Verwirrung in Bezug auf die Gaben des Heiligen Geistes in der Gemeinde (1Kor 1,7). Viele waren unsicher, welche Gaben angestrebt werden sollten und wertvoll waren (1Kor 14,12; 12,31). Offensichtlich wurden einige Gaben des Heiligen Geistes besonders hoch geachtet: In Menschen- Engelszungen zu reden (1Kor 13,1). Frauendienste mit prophetischen Reden (1Kor 12,29-30; 14,4-19.22-25. 33b-38). Paulus gibt zu verstehen, dass Gott nicht die Unordnung liebt (1Kor 14,33-40).

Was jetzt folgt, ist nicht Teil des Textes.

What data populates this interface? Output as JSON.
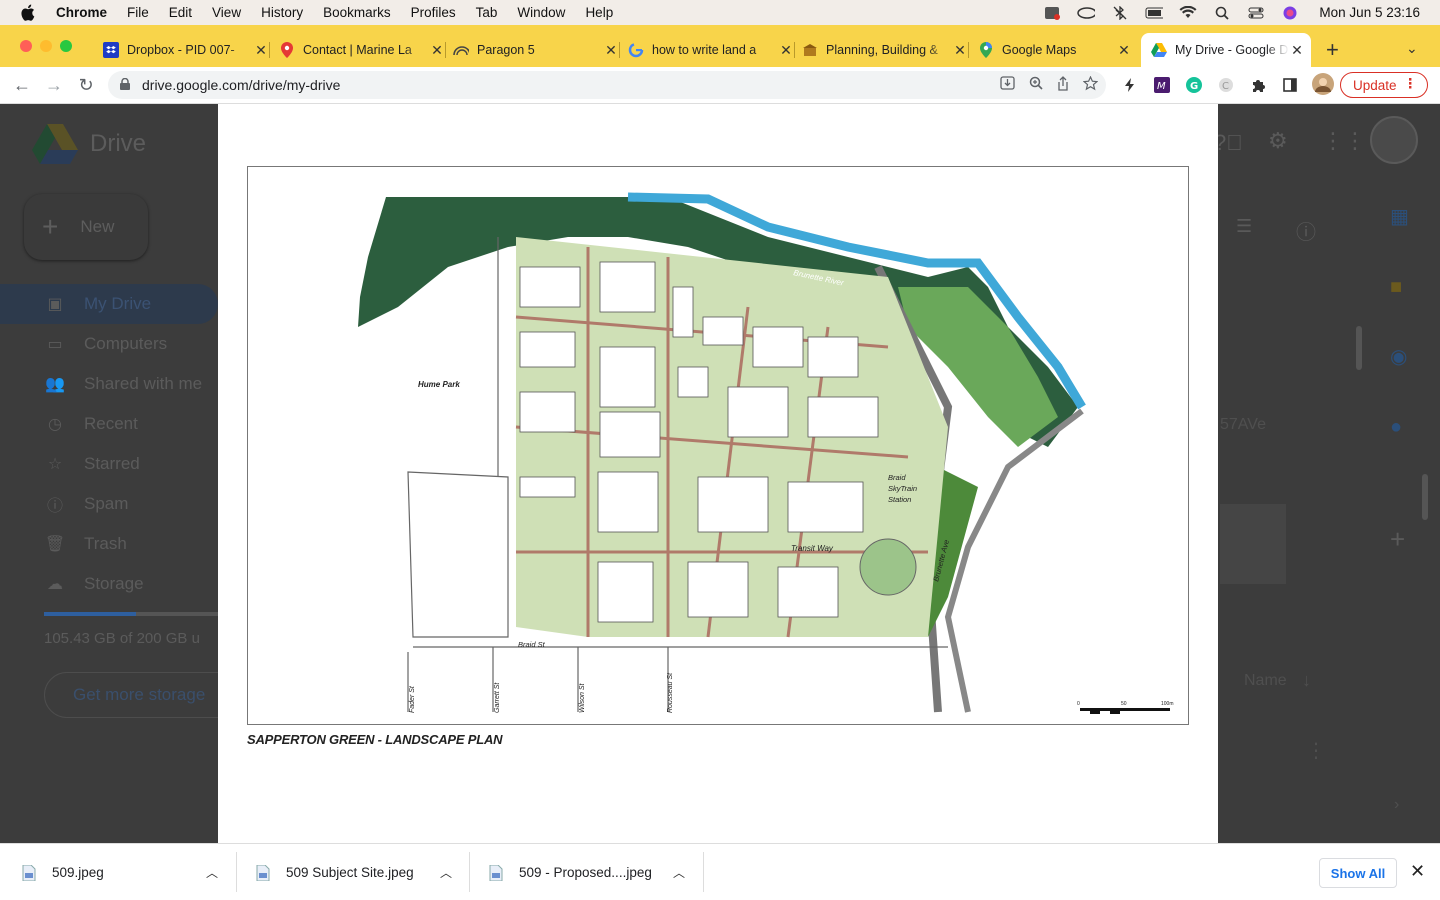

Falsches Verständnis in Bezug auf verschiedene Lehrfragen.
Keine Hoffnung auf eine weitere Auferstehung (1Kor 15,12), da sie schon zu einer vergangenen Erfahrung zählte (1Kor 4,8). Sie dachten, sie wären bereits auferstanden und existierten in einem Zustand wie die Engel im Himmel. Ihre Ehen wurden zum Teil als eine geistliche Einheit betrachtet, in der eine sexuelle Beziehung verachtet war (1Kor 7,1-7.36-40). In einer griechisch-römischen Stadt wie Korinth ist es verständlich, dass verschiedene falsche Einflüsse aus andern Religionen grosse Macht besassen (1Kor 12,2). Die Kraft des Geistes war z. B. ein Schlüsselbegriff in der damaligen Zeit (1Kor 14,12). Man glaubte an eine göttliche Macht, die unwiderstehlich war und jemand, der sich ihr öffnete, hinwegtrug in einem Trance ähnlichen Zustand. Deshalb mahnt Paulus im Brief nach dem Geist zu trachten, der die Gemeinde aufbaut, weil ihn alle verstehen können (1Kor 14,1).

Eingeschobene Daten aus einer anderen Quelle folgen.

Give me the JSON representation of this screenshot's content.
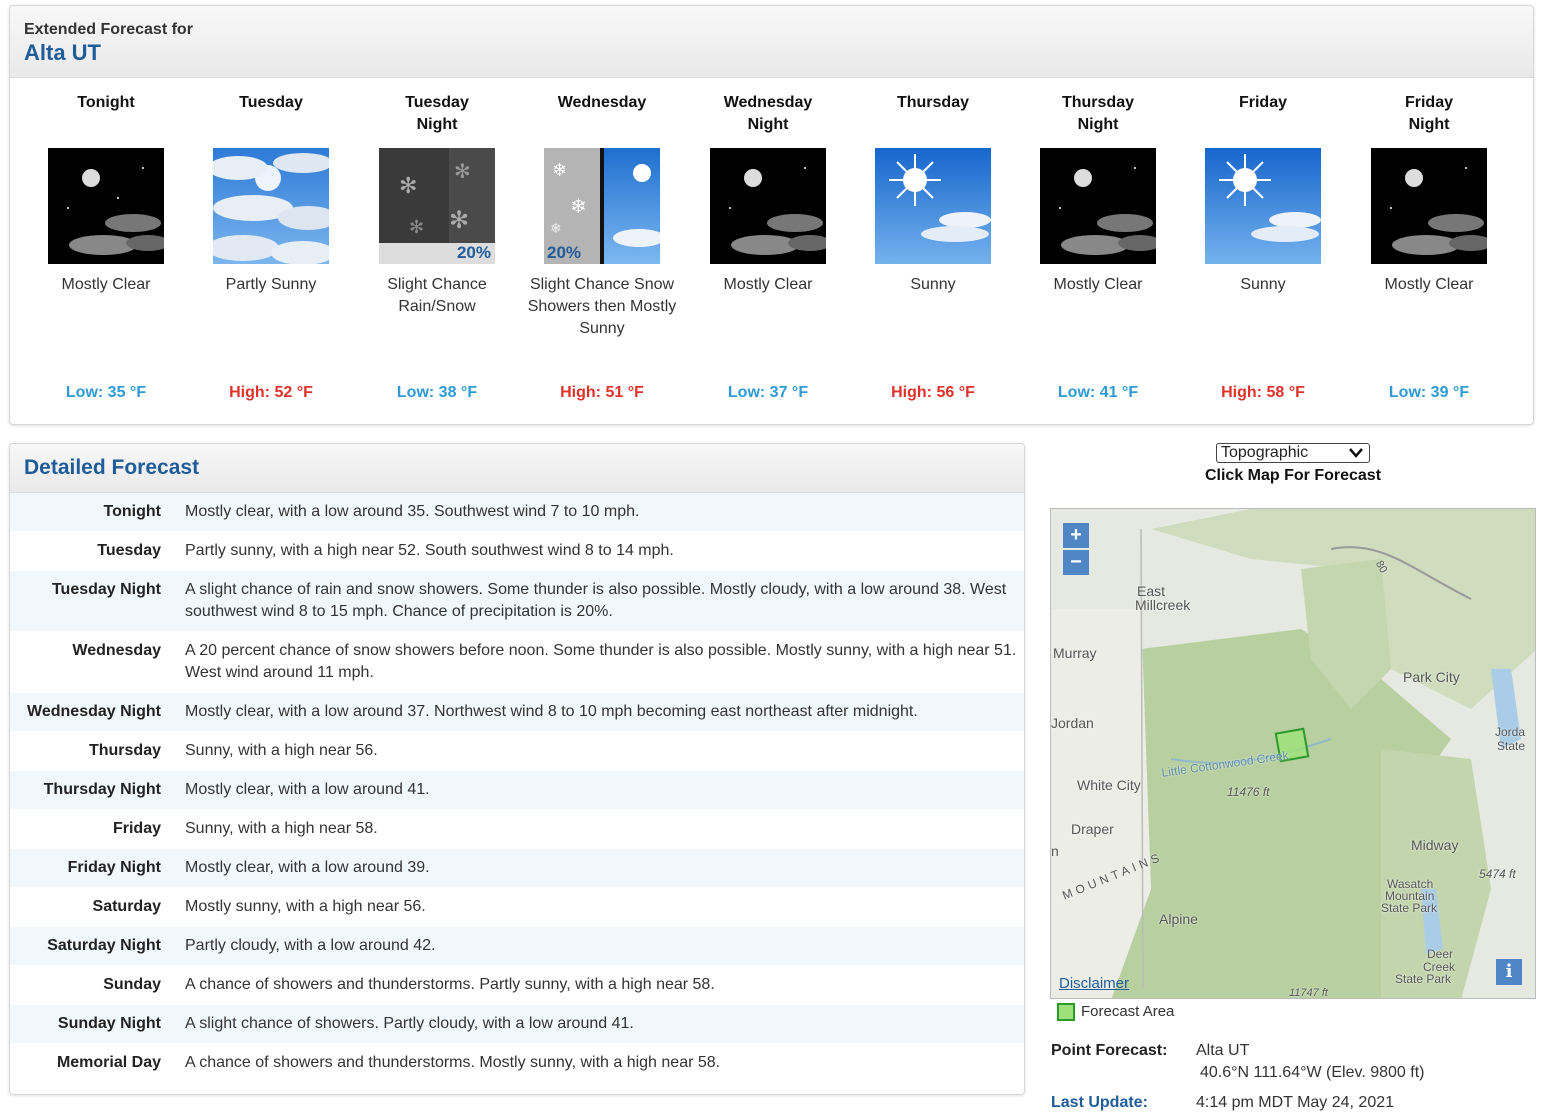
{
  "extended": {
    "heading_small": "Extended Forecast for",
    "heading_location": "Alta UT",
    "periods": [
      {
        "name_l1": "Tonight",
        "name_l2": "",
        "desc": "Mostly Clear",
        "temp": "Low: 35 °F",
        "icon": "mostly-clear-night-icon",
        "kind": "lo"
      },
      {
        "name_l1": "Tuesday",
        "name_l2": "",
        "desc": "Partly Sunny",
        "temp": "High: 52 °F",
        "icon": "partly-sunny-icon",
        "kind": "hi"
      },
      {
        "name_l1": "Tuesday",
        "name_l2": "Night",
        "desc": "Slight Chance Rain/Snow",
        "temp": "Low: 38 °F",
        "icon": "rain-snow-icon",
        "pct": "20%",
        "kind": "lo"
      },
      {
        "name_l1": "Wednesday",
        "name_l2": "",
        "desc": "Slight Chance Snow Showers then Mostly Sunny",
        "temp": "High: 51 °F",
        "icon": "snow-then-sunny-icon",
        "pct": "20%",
        "kind": "hi"
      },
      {
        "name_l1": "Wednesday",
        "name_l2": "Night",
        "desc": "Mostly Clear",
        "temp": "Low: 37 °F",
        "icon": "mostly-clear-night-icon",
        "kind": "lo"
      },
      {
        "name_l1": "Thursday",
        "name_l2": "",
        "desc": "Sunny",
        "temp": "High: 56 °F",
        "icon": "sunny-icon",
        "kind": "hi"
      },
      {
        "name_l1": "Thursday",
        "name_l2": "Night",
        "desc": "Mostly Clear",
        "temp": "Low: 41 °F",
        "icon": "mostly-clear-night-icon",
        "kind": "lo"
      },
      {
        "name_l1": "Friday",
        "name_l2": "",
        "desc": "Sunny",
        "temp": "High: 58 °F",
        "icon": "sunny-icon",
        "kind": "hi"
      },
      {
        "name_l1": "Friday",
        "name_l2": "Night",
        "desc": "Mostly Clear",
        "temp": "Low: 39 °F",
        "icon": "mostly-clear-night-icon",
        "kind": "lo"
      }
    ]
  },
  "detailed": {
    "title": "Detailed Forecast",
    "rows": [
      {
        "label": "Tonight",
        "text": "Mostly clear, with a low around 35. Southwest wind 7 to 10 mph."
      },
      {
        "label": "Tuesday",
        "text": "Partly sunny, with a high near 52. South southwest wind 8 to 14 mph."
      },
      {
        "label": "Tuesday Night",
        "text": "A slight chance of rain and snow showers. Some thunder is also possible. Mostly cloudy, with a low around 38. West southwest wind 8 to 15 mph. Chance of precipitation is 20%."
      },
      {
        "label": "Wednesday",
        "text": "A 20 percent chance of snow showers before noon. Some thunder is also possible. Mostly sunny, with a high near 51. West wind around 11 mph."
      },
      {
        "label": "Wednesday Night",
        "text": "Mostly clear, with a low around 37. Northwest wind 8 to 10 mph becoming east northeast after midnight."
      },
      {
        "label": "Thursday",
        "text": "Sunny, with a high near 56."
      },
      {
        "label": "Thursday Night",
        "text": "Mostly clear, with a low around 41."
      },
      {
        "label": "Friday",
        "text": "Sunny, with a high near 58."
      },
      {
        "label": "Friday Night",
        "text": "Mostly clear, with a low around 39."
      },
      {
        "label": "Saturday",
        "text": "Mostly sunny, with a high near 56."
      },
      {
        "label": "Saturday Night",
        "text": "Partly cloudy, with a low around 42."
      },
      {
        "label": "Sunday",
        "text": "A chance of showers and thunderstorms. Partly sunny, with a high near 58."
      },
      {
        "label": "Sunday Night",
        "text": "A slight chance of showers. Partly cloudy, with a low around 41."
      },
      {
        "label": "Memorial Day",
        "text": "A chance of showers and thunderstorms. Mostly sunny, with a high near 58."
      }
    ]
  },
  "map": {
    "select_value": "Topographic",
    "caption": "Click Map For Forecast",
    "zoom_in": "+",
    "zoom_out": "−",
    "disclaimer": "Disclaimer",
    "info": "i",
    "legend": "Forecast Area",
    "labels": {
      "east_millcreek_1": "East",
      "east_millcreek_2": "Millcreek",
      "murray": "Murray",
      "park_city": "Park City",
      "jordan": "Jordan",
      "jordan_state_1": "Jorda",
      "jordan_state_2": "State",
      "little_cottonwood": "Little Cottonwood Creek",
      "white_city": "White City",
      "elev1": "11476 ft",
      "draper": "Draper",
      "n": "n",
      "midway": "Midway",
      "elev2": "5474 ft",
      "mountains": "MOUNTAINS",
      "wasatch_1": "Wasatch",
      "wasatch_2": "Mountain",
      "wasatch_3": "State Park",
      "alpine": "Alpine",
      "deer_1": "Deer",
      "deer_2": "Creek",
      "deer_3": "State Park",
      "route": "80",
      "elev3": "11747 ft"
    }
  },
  "point": {
    "label": "Point Forecast:",
    "name": "Alta UT",
    "coords": "40.6°N 111.64°W (Elev. 9800 ft)",
    "update_label": "Last Update:",
    "update_value": "4:14 pm MDT May 24, 2021"
  }
}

Klemens von Rom schrieb einen Brief an die Gemeinde in Korinth, nach der domitianischen Verfolgung, also gegen Ende der Regierung Domitians oder unter Nervas (96-98).

Einteilung und kurzer Beschrieb des Klemensbriefs:

Kapitel 1-3: Einleitung

Kapitel 4-36: Erster Hauptteil (allgemeine Warnungen vor Streit, Eifersucht, und vorbildliche Beispiele aus jüdischer und christlicher Zeit, mahnt zur Busse, Gastfreundschaft, Frömmigkeit, Demut, Enthaltsamkeit usw.).

Kapitel 37-61: Zweiter Hauptteil (Aufforderung zum Gehorsam wie ein Soldat, zum Frieden und zur Liebe, dann folgt ein Gebet).

Kapitel 62-65: Zusammenfassung und Schluss. Aus diesem uninspirierten Schreiben wird ersichtlich, dass die Korinthergemeinde noch immer geplagt wurde von Zwietracht und Kämpfen.